The possibility, for all of us, is this: when life pummels you with wretchedness and you believe you simply cannot continue forward, somehow you do. Somehow, you find a way. It’s not that “your hands are full,” but that your heart is filled with cracks where the light still filters through, inexplicably and inexorably.
Sarah’s first major surgery is now a faded recollection I have tucked away. But I have not forgotten, and I never will. What I lost felt more onerous than what I gained, but when you gain hope and perspective - even if that is “all” it is you attain - you treasure it.
Hope changes you. It alters the way you engage with the world. Every time you find yourself slipping into frustration over your toddler son’s meltdown at his missing green plastic fork, hope gently nudges you, reminds you that life is fragile and ferocious and isn’t really yours to give and take away.
What I’m reading:
I was not familiar with Maggie O’Farrell’s work before peripherally hearing about her memoir, I Am, I Am, I Am: Seventeen Brushes with Death, but this collection of essays is gripping and brutally honest and written in gorgeous prose with excellent vocabulary.
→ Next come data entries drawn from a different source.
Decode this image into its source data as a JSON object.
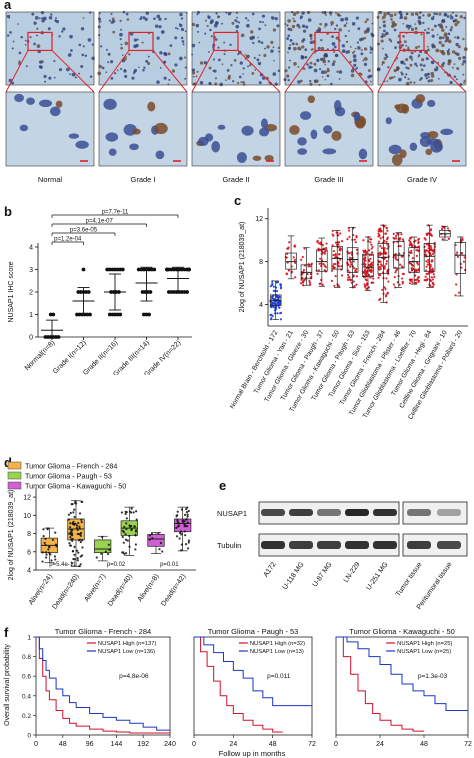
{
  "panel_labels": {
    "a": "a",
    "b": "b",
    "c": "c",
    "d": "d",
    "e": "e",
    "f": "f"
  },
  "panel_a": {
    "grades": [
      "Normal",
      "Grade I",
      "Grade II",
      "Grade III",
      "Grade IV"
    ],
    "tile_tone": [
      0.15,
      0.3,
      0.45,
      0.7,
      0.9
    ]
  },
  "chart_data": [
    {
      "id": "b",
      "type": "scatter",
      "ylabel": "NUSAP1 IHC score",
      "ylim": [
        0,
        4
      ],
      "yticks": [
        0,
        1,
        2,
        3,
        4
      ],
      "categories": [
        "Normal(n=8)",
        "Grade I(n=12)",
        "Grade II(n=16)",
        "Grade III(n=14)",
        "Grade IV(n=22)"
      ],
      "mean": [
        0.3,
        1.6,
        2.0,
        2.4,
        2.6
      ],
      "sd_low": [
        0.0,
        1.0,
        1.2,
        1.6,
        2.0
      ],
      "sd_high": [
        0.75,
        2.2,
        2.8,
        3.1,
        3.1
      ],
      "points": [
        [
          0,
          0,
          0,
          0,
          0,
          1,
          1,
          0
        ],
        [
          1,
          1,
          1,
          1,
          1,
          1,
          2,
          2,
          2,
          2,
          2,
          3
        ],
        [
          1,
          1,
          1,
          1,
          1,
          2,
          2,
          2,
          2,
          3,
          3,
          3,
          3,
          3,
          3,
          3
        ],
        [
          1,
          1,
          1,
          2,
          2,
          2,
          2,
          3,
          3,
          3,
          3,
          3,
          3,
          3
        ],
        [
          2,
          2,
          2,
          2,
          2,
          2,
          2,
          2,
          3,
          3,
          3,
          3,
          3,
          3,
          3,
          3,
          3,
          3,
          3,
          3,
          3,
          3
        ]
      ],
      "pvalues": [
        "p=7.7e-11",
        "p=4.1e-07",
        "p=3.6e-05",
        "p=1.2e-04"
      ]
    },
    {
      "id": "c",
      "type": "box",
      "ylabel": "2log of NUSAP1 (218039_at)",
      "ylim": [
        2,
        13
      ],
      "yticks": [
        4,
        8,
        12
      ],
      "categories": [
        "Normal Brain - Berchtold - 172",
        "Tumor Glioma - Yan - 21",
        "Tumor Glioma - Gleeze - 30",
        "Tumor Glioma - Paugh - 37",
        "Tumor Glioma - Kawaguchi - 50",
        "Tumor Glioma - Paugh - 53",
        "Tumor Glioma - Sun - 153",
        "Tumor Glioma - French - 284",
        "Tumor Glioblastoma - Pfister - 46",
        "Tumor Glioblastoma - Loeffler - 70",
        "Tumor Glioma - Hegi - 84",
        "Cellline Glioma - Grignani - 10",
        "Cellline Glioblastoma - Pollard - 20"
      ],
      "box": [
        {
          "min": 2.6,
          "q1": 3.9,
          "median": 4.4,
          "q3": 4.9,
          "max": 6.2
        },
        {
          "min": 6.4,
          "q1": 7.3,
          "median": 8.0,
          "q3": 8.8,
          "max": 10.4
        },
        {
          "min": 5.8,
          "q1": 6.4,
          "median": 7.0,
          "q3": 7.7,
          "max": 9.3
        },
        {
          "min": 5.7,
          "q1": 7.1,
          "median": 8.0,
          "q3": 9.1,
          "max": 10.2
        },
        {
          "min": 5.6,
          "q1": 7.3,
          "median": 8.3,
          "q3": 9.4,
          "max": 10.9
        },
        {
          "min": 5.6,
          "q1": 7.0,
          "median": 8.2,
          "q3": 9.3,
          "max": 11.2
        },
        {
          "min": 5.3,
          "q1": 6.6,
          "median": 7.5,
          "q3": 8.7,
          "max": 10.3
        },
        {
          "min": 4.2,
          "q1": 6.9,
          "median": 8.4,
          "q3": 9.7,
          "max": 11.4
        },
        {
          "min": 5.6,
          "q1": 7.4,
          "median": 8.6,
          "q3": 9.9,
          "max": 10.7
        },
        {
          "min": 5.9,
          "q1": 7.0,
          "median": 8.0,
          "q3": 9.3,
          "max": 10.3
        },
        {
          "min": 5.6,
          "q1": 7.1,
          "median": 8.5,
          "q3": 9.7,
          "max": 11.4
        },
        {
          "min": 10.0,
          "q1": 10.3,
          "median": 10.6,
          "q3": 10.9,
          "max": 11.3
        },
        {
          "min": 4.8,
          "q1": 6.9,
          "median": 8.6,
          "q3": 9.8,
          "max": 10.3
        }
      ],
      "n": [
        172,
        21,
        30,
        37,
        50,
        53,
        153,
        284,
        46,
        70,
        84,
        10,
        20
      ],
      "colors": {
        "normal": "#1f3fd6",
        "tumor": "#d8101a"
      }
    },
    {
      "id": "d",
      "type": "box",
      "ylabel": "2log of NUSAP1 (218039_at)",
      "ylim": [
        4,
        13
      ],
      "yticks": [
        4,
        6,
        8,
        10,
        12
      ],
      "legend": [
        {
          "name": "Tumor Glioma - French - 284",
          "color": "#f3b34a"
        },
        {
          "name": "Tumor Glioma - Paugh - 53",
          "color": "#9ad34f"
        },
        {
          "name": "Tumor Glioma - Kawaguchi - 50",
          "color": "#cf5fd3"
        }
      ],
      "categories": [
        "Alive(n=24)",
        "Dead(n=240)",
        "Alive(n=7)",
        "Dead(n=40)",
        "Alive(n=8)",
        "Dead(n=42)"
      ],
      "box": [
        {
          "min": 4.8,
          "q1": 5.9,
          "median": 6.7,
          "q3": 7.5,
          "max": 8.6
        },
        {
          "min": 4.4,
          "q1": 7.3,
          "median": 8.5,
          "q3": 9.6,
          "max": 11.6
        },
        {
          "min": 5.0,
          "q1": 5.9,
          "median": 6.3,
          "q3": 7.3,
          "max": 7.7
        },
        {
          "min": 5.6,
          "q1": 7.8,
          "median": 8.6,
          "q3": 9.4,
          "max": 10.9
        },
        {
          "min": 5.8,
          "q1": 6.6,
          "median": 7.4,
          "q3": 7.9,
          "max": 8.1
        },
        {
          "min": 6.1,
          "q1": 8.2,
          "median": 9.1,
          "q3": 9.6,
          "max": 10.9
        }
      ],
      "n": [
        24,
        240,
        7,
        40,
        8,
        42
      ],
      "pvalues": [
        "p=5.4e-11",
        "p=0.02",
        "p=0.01"
      ]
    },
    {
      "id": "f1",
      "type": "line",
      "title": "Tumor Glioma - French - 284",
      "xticks": [
        0,
        48,
        96,
        144,
        192,
        240
      ],
      "xlim": [
        0,
        240
      ],
      "yticks": [
        0,
        0.2,
        0.4,
        0.6,
        0.8,
        1
      ],
      "ylim": [
        0,
        1
      ],
      "pvalue": "p=4.8e-06",
      "series": [
        {
          "name": "NUSAP1 High (n=137)",
          "color": "#d0112b",
          "x": [
            0,
            6,
            12,
            18,
            24,
            36,
            48,
            60,
            72,
            96,
            120,
            144,
            168,
            192,
            216,
            240
          ],
          "y": [
            1,
            0.78,
            0.6,
            0.45,
            0.36,
            0.25,
            0.17,
            0.12,
            0.09,
            0.06,
            0.04,
            0.03,
            0.02,
            0.02,
            0.02,
            0.02
          ]
        },
        {
          "name": "NUSAP1 Low (n=136)",
          "color": "#1a36c6",
          "x": [
            0,
            6,
            12,
            18,
            24,
            36,
            48,
            60,
            72,
            96,
            120,
            144,
            168,
            192,
            216,
            240
          ],
          "y": [
            1,
            0.88,
            0.76,
            0.66,
            0.58,
            0.47,
            0.4,
            0.33,
            0.28,
            0.22,
            0.18,
            0.15,
            0.12,
            0.08,
            0.05,
            0.05
          ]
        }
      ]
    },
    {
      "id": "f2",
      "type": "line",
      "title": "Tumor Glioma - Paugh - 53",
      "xticks": [
        0,
        24,
        48,
        72
      ],
      "xlim": [
        0,
        72
      ],
      "ylim": [
        0,
        1
      ],
      "pvalue": "p=0.011",
      "series": [
        {
          "name": "NUSAP1 High (n=32)",
          "color": "#d0112b",
          "x": [
            0,
            4,
            8,
            12,
            16,
            20,
            24,
            30,
            36,
            42,
            48,
            54
          ],
          "y": [
            1,
            0.85,
            0.7,
            0.55,
            0.4,
            0.3,
            0.22,
            0.15,
            0.1,
            0.06,
            0.03,
            0.03
          ]
        },
        {
          "name": "NUSAP1 Low (n=13)",
          "color": "#1a36c6",
          "x": [
            0,
            6,
            12,
            18,
            24,
            30,
            36,
            42,
            48,
            54,
            60,
            72
          ],
          "y": [
            1,
            0.92,
            0.84,
            0.75,
            0.66,
            0.58,
            0.45,
            0.38,
            0.3,
            0.3,
            0.3,
            0.3
          ]
        }
      ]
    },
    {
      "id": "f3",
      "type": "line",
      "title": "Tumor Glioma - Kawaguchi - 50",
      "xticks": [
        0,
        24,
        48,
        72
      ],
      "xlim": [
        0,
        72
      ],
      "ylim": [
        0,
        1
      ],
      "pvalue": "p=1.3e-03",
      "series": [
        {
          "name": "NUSAP1 High (n=25)",
          "color": "#d0112b",
          "x": [
            0,
            4,
            8,
            12,
            16,
            20,
            24,
            30,
            36,
            42,
            48
          ],
          "y": [
            1,
            0.8,
            0.62,
            0.45,
            0.32,
            0.22,
            0.15,
            0.1,
            0.06,
            0.04,
            0.04
          ]
        },
        {
          "name": "NUSAP1 Low (n=25)",
          "color": "#1a36c6",
          "x": [
            0,
            6,
            12,
            18,
            24,
            30,
            36,
            42,
            48,
            54,
            60,
            72
          ],
          "y": [
            1,
            0.95,
            0.88,
            0.8,
            0.72,
            0.62,
            0.52,
            0.45,
            0.4,
            0.32,
            0.25,
            0.25
          ]
        }
      ]
    }
  ],
  "panel_f": {
    "ylabel": "Overall survival probability",
    "xlabel": "Follow up in months"
  },
  "panel_e": {
    "rows": [
      "NUSAP1",
      "Tubulin"
    ],
    "lanes": [
      "A172",
      "U-118 MG",
      "U-87 MG",
      "LN-229",
      "U-251 MG",
      "Tumor tissue",
      "Peritumoral tissue"
    ],
    "nusap1_intensity": [
      0.75,
      0.8,
      0.55,
      0.9,
      0.85,
      0.55,
      0.35
    ],
    "tubulin_intensity": [
      0.85,
      0.8,
      0.8,
      0.85,
      0.85,
      0.8,
      0.75
    ]
  }
}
There were two that made me pause more than the rest: one about miscarriage, in which her description of losing a child and all the complexities of an early loss gave words to many, many women’s experience; the other was about the birth of her first child and a botched cesarean, which gutted me. I saw myself in her words.
This testimony is so real, honest, and beautiful in so many ways. I appreciate how you share your innermost thoughts and emotions that deeply touches the sometimes painful human experience. What you have endured as a mother is different than most, but still speaks to everyone in their own way. To those going through similar experience, this is a gold mine. Thank you, Jeannie, for being brave enough to speak and write your heart. Hope is definitely here.
Woo. This one broke me to my core. Maybe a story for another day but my daughter needed brain surgery at age 2 and had a soft spot that had never closed due to a cyst in its place. She’s almost 12 now, and this story catapulted me right back into that operating room where we chased our barely toddler around for hours waiting for her surgery to finish. Well done. This was beautiful.